Here’s What IT Auditors Have To Say About What They Do
: "The biggest surprise for me was how much you learn about the entire business. You aren't stuck in one department; you get to see how technology impacts everything from finance to marketing. This "big picture" view is incredible for career growth. I feel like I have so many more options for my future now than I ever did before. —Benedict"
: "What surprised me most coming out of college is the level of trust you're given in this role. Within my first year, I was auditing major systems that the entire company depends on. Knowing that my findings help keep our data and our customers safe gives me a huge sense of responsibility and purpose, which is more than I ever expected from a first job. —Rick"
: "Every time I see a headline about another company getting hacked, it reinforces why my job matters. I’m on the front lines, helping to make sure that doesn't happen to us. That sense of being in an essential, future-proof career provides a level of stability that’s hard to find anywhere else. —Oliver"
Key Findings
IT auditors evaluate technology systems, controls, security practices, and compliance evidence to help organizations manage digital risk.
The role combines technical knowledge with business judgment, writing, interviewing, evidence testing, and stakeholder communication.
The average salary for an IT auditor is approximately $108,997 per year, with a typical range between $68,378 and $173,745.
The job outlook is strong, with a projected 16,100 new job openings between 2025 and 2030.
CISA is the most directly relevant certification for IT audit, while CISSP and CISM can support cybersecurity-focused or management-oriented career paths.
Common entry paths include information systems, accounting, computer science, finance, IT support, internal audit, cybersecurity, compliance, and business analysis.
IT audit can lead to senior audit roles, IT risk management, GRC, cybersecurity consulting, governance leadership, and executive technology positions.
The career is best suited to people who are analytical, objective, detail-oriented, ethical, and comfortable translating technical issues into business risk.
Other Things You Should Know About What an IT Auditor Does
How is AI changing the IT audit profession in 2026?
In 2026, AI significantly enhances the IT audit profession by automating routine tasks and improving data analysis accuracy.

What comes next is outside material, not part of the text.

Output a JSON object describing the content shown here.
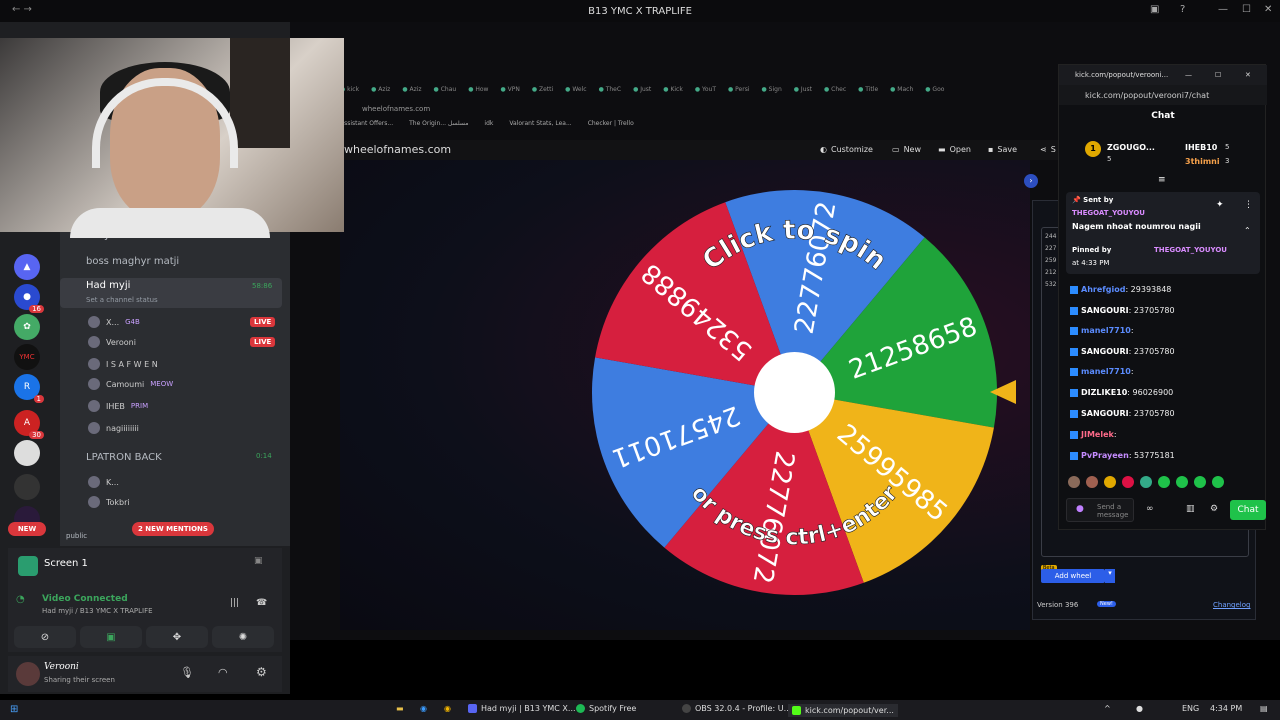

AI aids auditors in identifying anomalies and potential risks faster, allowing them to focus on complex, judgment-based activities rather than manual data processing.
How is AI changing the IT audit profession?
In 2026, AI significantly enhances the IT audit profession by automating routine tasks, allowing auditors to focus on complex analyses. AI tools improve data accuracy and efficiency, enabling auditors to identify risks and anomalies faster while providing more strategic insights to organizations.
Do IT auditors travel a lot?
The amount of travel for an IT auditor depends heavily on the role. Auditors working in consulting or for large, global corporations may travel frequently to different client sites or company offices. Conversely, a role at a smaller, single-location company might involve very little travel. Job descriptions will usually specify the expected travel percentage.
References
CompTIA. (2025). IT auditor. Retrieved November 3, 2025, from CompTIA.
Indeed. (2025). IT auditor salary in United States. Retrieved November 3, 2025, from Indeed.
International Audit Foundation. (2023, October 10). IT auditors identify cyber risks, data privacy and talent shortages among the biggest technology challenges companies Face. Retrieved November 3, 2025, from International Audit Foundation.
U.S. Bureau of Labor Statistics. (2025). Accountants and auditors. Occupational Outlook Handbook. Retrieved November 3, 2025, from BLS.